Selain itu, ada pula laporan kepada polisi terhadap penyidik Komisi Pemberantasan Korupsi (KPK), Novel Baswedan, setelah ia mencuit pernyataannya tentang kematian Maheer at-Thuwailibi alias Soni Eranata yang pekan lalu meninggal saat berstatus tahanan kejaksaan di rumah tahanan Mabes Polri.
Terkait pelaporan terhadap Din Syamsuddin, juru bicara GAR ITB, Shinta Madesari, saat dihubungi dari Jakarta, Minggu (14/2/2021), mengatakan, ada kekeliruan persepsi dalam menanggapi laporan GAR ITB.
Baca juga: Demokrasi, Stabilitas Politik, dan Kemajuan Negara

Penyidik Komisi Pemberantasan Korupsi (KPK), Novel Baswedan, Kamis (2/7/2020).
Laporan terhadap Din Syamsuddin itu disampaikan kepada Komisi Aparatur Sipil Negara (KASN) terkait dengan aspek kedisiplinan dan etika.
Poin yang dilaporkan, antara lain, mengenai sikap Din yang konfrontatif terhadap lembaga negara dan keputusannya; mendiskreditkan pemerintah, menstimulasi perlawanan terhadap pemerintah yang berisiko untuk terjadinya proses disintegrasi bangsa; serta menjadi pemimpin dari kelompok yang beroposisi terhadap pemerintah.
”Kami tidak bilang Pak Din radikal. Ada kekeliruan dalam memahami laporan kami. Teman-teman lainnya juga barang kali belum membaca laporan lengkap kami, tetapi sudah buru-buru menilai ada tudingan radikal kepada Pak Din. Yang kami laporkan itu terkait dengan kedisiplinan sebagai ASN,” ucapnya.
Dihubungi terpisah, Ketua Komisi Aparatur Sipil Negara (KASN) Agus Pramusinto membenarkan adanya laporan dari GAR ITB tersebut. Laporan itu juga telah diteruskan KASN kepada Kementerian Agama (Kemenag). Saat ini, status Din ialah ASN di bawah Kemenag lantaran ia adalah guru besar di Universitas Islam Negeri (UIN) Syarif Hidayatullah Jakarta. ”KASN sudah meneruskan laporan GAR ITB ke satgas dan Kementerian Agama. Saya kira akan ada koordinasi dan membuat satu kebijakan yang sama,” katanya.

Menteri Koordinator Bidang Politik, Hukum, dan Keamanan Mahfud MD menyampaikan hasil pertemuan antara Komnas HAM dan Presiden Joko Widodo di istana negara, Kamis (14/1/2021).
Pemerintah menyatakan tidak akan menindaklanjuti laporan itu.

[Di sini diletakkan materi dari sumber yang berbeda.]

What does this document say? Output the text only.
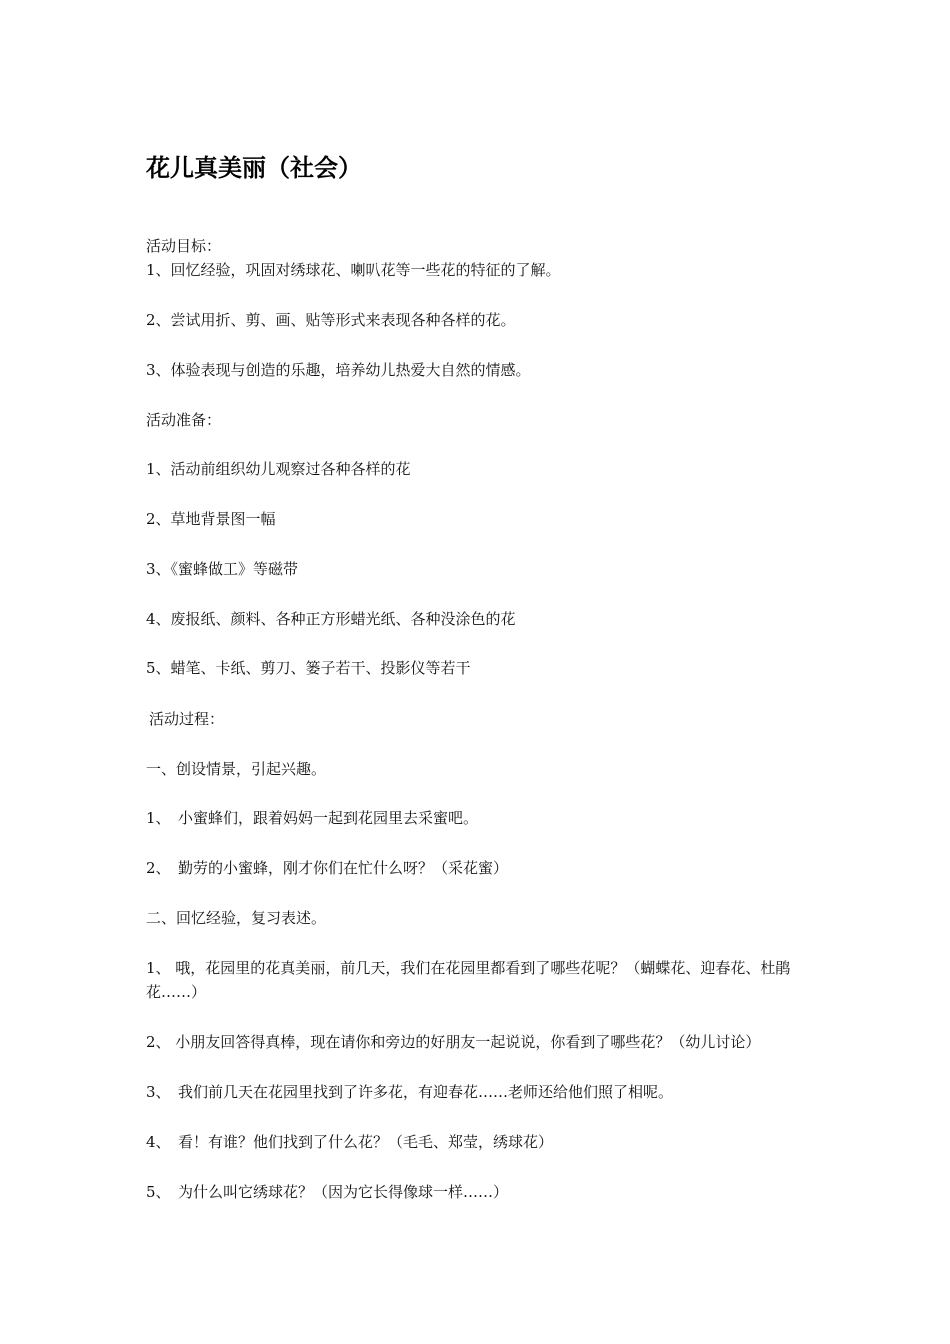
花儿真美丽（社会）

活动目标：

1、回忆经验，巩固对绣球花、喇叭花等一些花的特征的了解。

2、尝试用折、剪、画、贴等形式来表现各种各样的花。

3、体验表现与创造的乐趣，培养幼儿热爱大自然的情感。

活动准备：

1、活动前组织幼儿观察过各种各样的花

2、草地背景图一幅

3、《蜜蜂做工》等磁带

4、废报纸、颜料、各种正方形蜡光纸、各种没涂色的花

5、蜡笔、卡纸、剪刀、篓子若干、投影仪等若干

活动过程：

一、创设情景，引起兴趣。

1、　小蜜蜂们，跟着妈妈一起到花园里去采蜜吧。

2、　勤劳的小蜜蜂，刚才你们在忙什么呀？（采花蜜）

二、回忆经验，复习表述。

1、 哦，花园里的花真美丽，前几天，我们在花园里都看到了哪些花呢？（蝴蝶花、迎春花、杜鹃花……）

2、 小朋友回答得真棒，现在请你和旁边的好朋友一起说说，你看到了哪些花？（幼儿讨论）

3、　我们前几天在花园里找到了许多花，有迎春花……老师还给他们照了相呢。

4、　看！有谁？他们找到了什么花？（毛毛、郑莹，绣球花）

5、　为什么叫它绣球花？（因为它长得像球一样……）
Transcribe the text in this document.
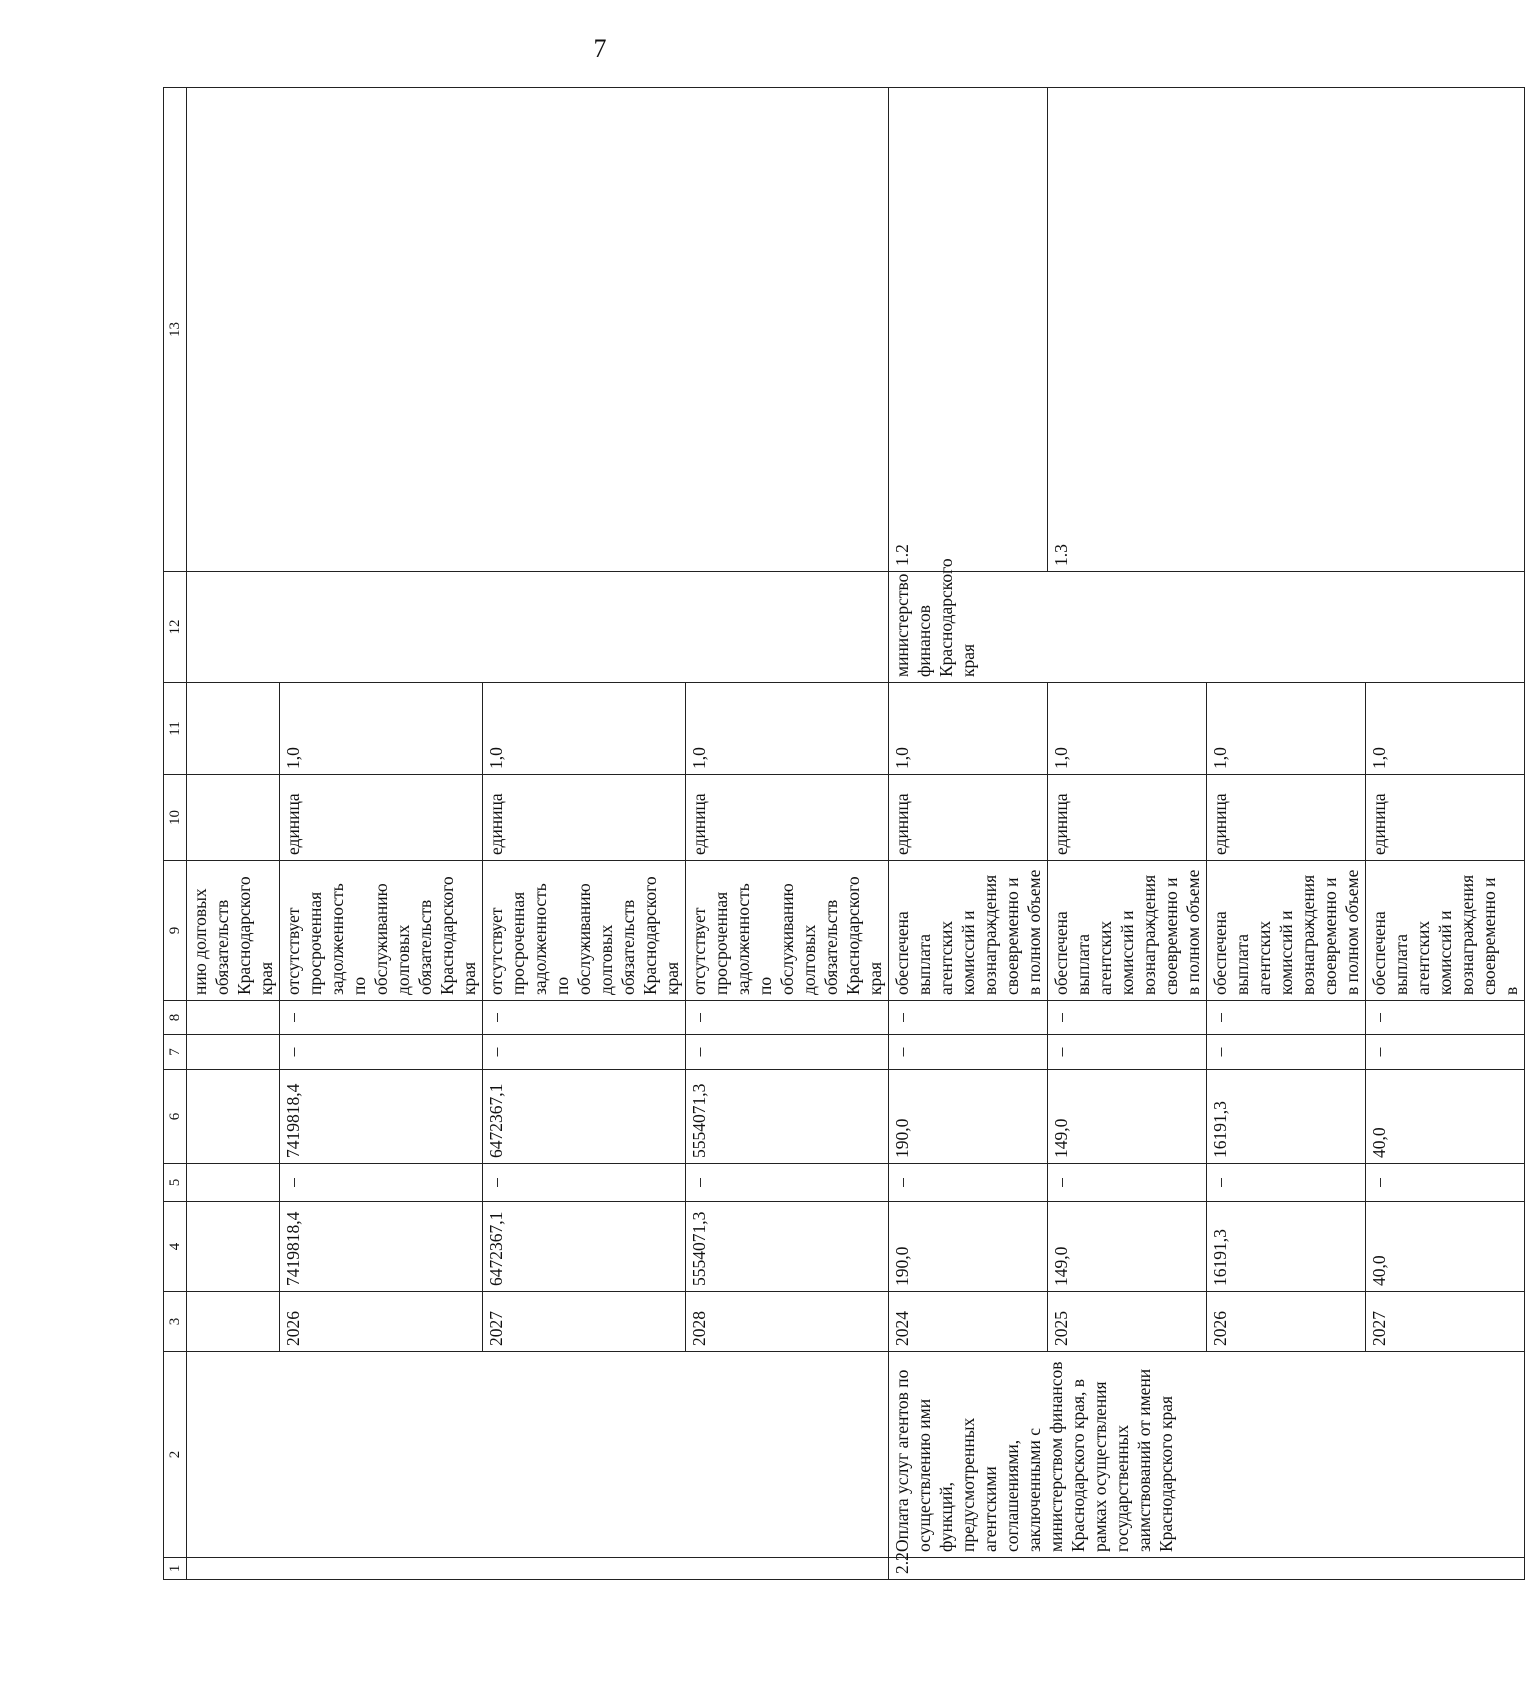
7
1	2	3	4	5	6	7	8	9	10	11	12	13
								нию долговых обязательств Краснодарского края				
		2026	7419818,4	–	7419818,4	–	–	отсутствует просроченная задолженность по обслуживанию долговых обязательств Краснодарского края	единица	1,0		
		2027	6472367,1	–	6472367,1	–	–	отсутствует просроченная задолженность по обслуживанию долговых обязательств Краснодарского края	единица	1,0		
		2028	5554071,3	–	5554071,3	–	–	отсутствует просроченная задолженность по обслуживанию долговых обязательств Краснодарского края	единица	1,0		
2.2	Оплата услуг агентов по осуществлению ими функций, предусмотренных агентскими соглашениями, заключенными с министерством финансов Краснодарского края, в рамках осуществления государственных заимствований от имени Краснодарского края	2024	190,0	–	190,0	–	–	обеспечена выплата агентских комиссий и вознаграждения своевременно и в полном объеме	единица	1,0	министерство финансов Краснодарского края	1.2
		2025	149,0	–	149,0	–	–	обеспечена выплата агентских комиссий и вознаграждения своевременно и в полном объеме	единица	1,0		1.3
		2026	16191,3	–	16191,3	–	–	обеспечена выплата агентских комиссий и вознаграждения своевременно и в полном объеме	единица	1,0		
		2027	40,0	–	40,0	–	–	обеспечена выплата агентских комиссий и вознаграждения своевременно и в	единица	1,0		
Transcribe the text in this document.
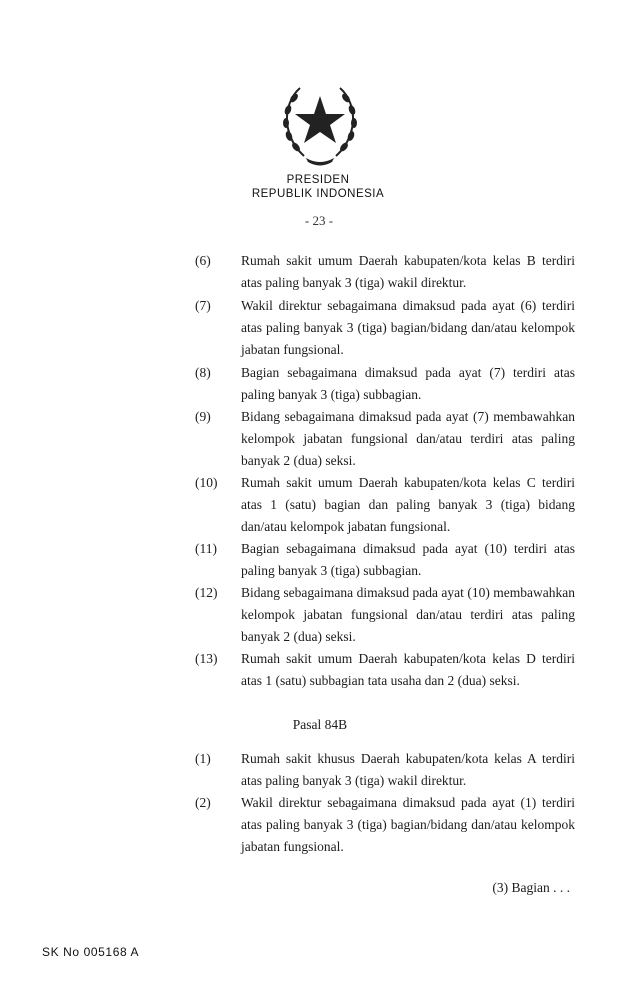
PRESIDEN
REPUBLIK INDONESIA
- 23 -
(6)	Rumah sakit umum Daerah kabupaten/kota kelas B terdiri atas paling banyak 3 (tiga) wakil direktur.
(7)	Wakil direktur sebagaimana dimaksud pada ayat (6) terdiri atas paling banyak 3 (tiga) bagian/bidang dan/atau kelompok jabatan fungsional.
(8)	Bagian sebagaimana dimaksud pada ayat (7) terdiri atas paling banyak 3 (tiga) subbagian.
(9)	Bidang sebagaimana dimaksud pada ayat (7) membawahkan kelompok jabatan fungsional dan/atau terdiri atas paling banyak 2 (dua) seksi.
(10)	Rumah sakit umum Daerah kabupaten/kota kelas C terdiri atas 1 (satu) bagian dan paling banyak 3 (tiga) bidang dan/atau kelompok jabatan fungsional.
(11)	Bagian sebagaimana dimaksud pada ayat (10) terdiri atas paling banyak 3 (tiga) subbagian.
(12)	Bidang sebagaimana dimaksud pada ayat (10) membawahkan kelompok jabatan fungsional dan/atau terdiri atas paling banyak 2 (dua) seksi.
(13)	Rumah sakit umum Daerah kabupaten/kota kelas D terdiri atas 1 (satu) subbagian tata usaha dan 2 (dua) seksi.
Pasal 84B
(1)	Rumah sakit khusus Daerah kabupaten/kota kelas A terdiri atas paling banyak 3 (tiga) wakil direktur.
(2)	Wakil direktur sebagaimana dimaksud pada ayat (1) terdiri atas paling banyak 3 (tiga) bagian/bidang dan/atau kelompok jabatan fungsional.
(3) Bagian . . .
SK No 005168 A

Menteri Koordinator Bidang Politik, Hukum, dan Keamanan Mahfud MD secara terbuka mengemukakan hal itu melalui akun media sosialnya.
”Memang ada beberapa orang yang mengaku dari ITB menyampaikan masalah Din Syamsuddin kepada Menpan dan RB Tjahjo Kumolo. Pak Tjahjo mendengarkan saja, namanya ada orang minta bicara untuk menyampaikan aspirasi, ya, didengar. Tapi, pemerintah tidak menindaklanjuti, apalagi memproses laporan itu,” katanya.
Basis rasional dan data
Menyikapi misinformasi di medsos yang memantik pro dan kontra serta aksi saling lapor yang marak belakangan ini, pengajar komunikasi politik di UIN Syarif Hidayatullah, Gun Gun Heryanto, mengatakan, ekosistem demokrasi Indonesia saat ini menghadapi ancaman. Ekosistem itu perlu dijaga untuk memastikan kritik tetap dapat disampaikan oleh semua pihak, sepanjang kritik itu berbasis pada argumentasi rasional dan data.
”Dalam kasus Pak Din, misalnya, sebagai seorang intelektual, akademisi, ia memiliki kebebasan dan mimbar akademik untuk mengkritisi pemerintah. Kalau, misalnya, seluruh akademisi di perguruan tinggi negeri tidak boleh mengkritisi pemerintah, nanti berapa banyak akademisi yang akan dilaporkan ke KASN dengan alasan itu. Kritik kepada pemerintah, kan, boleh saja, sepanjang berbasis argumentasi yang rasional dan dilengkapi data,” katanya.

Gun Gun Heryanto
Dalam konteks tertentu, ketika pernyataan disampaikan melampaui batasan, antara lain melalui ujaran kebencian (hate speech), berita bohong (hoaks), diskriminatif terhadap kelompok disabilitas, orientasi seksual, dan jender, maka barulah yang demikian itu dapat dilaporkan.
Namun, pada dasarnya ekosistem demokrasi yang berlandaskan pada penghargaan terhadap kebebasan berpendapat haruslah dijaga. Jangan sampai orang merasa ketakutan untuk menyampaikan kritik, pendapat, dan pandangan yang berbeda dengan rezim yang berkuasa.
”Bagaimanapun kita khawatir kalau kritik di ruang publik itu menjadi tidak lagi berjalan atau orang mengalami hambatan, baik langsung maupun tidak langsung. Hambatan langsung itu, misalnya, aparat yang memberikan hambatan struktural melalui penggunaan UU atau hukum. Atau hambatan tidak langsung, yaitu melalui pihak ketiga, atau melalui propagandis-propagandis di medsos, buzzer, yang melakukan doxing atau perundungan siber (cyber bullying) terhadap mereka yang kritis. Itu semua tidak sehat bagi demokrasi,” katanya.
Fenomena medsos yang kerap menjadi ladang bagi dilakukannya aksi-aksi antidemokrasi, dan pembungkaman kritik tidak langsung, menurut Gun Gun, dipicu oleh minimnya etika dan kesadaran pengguna medsos terhadap aturan main demokrasi.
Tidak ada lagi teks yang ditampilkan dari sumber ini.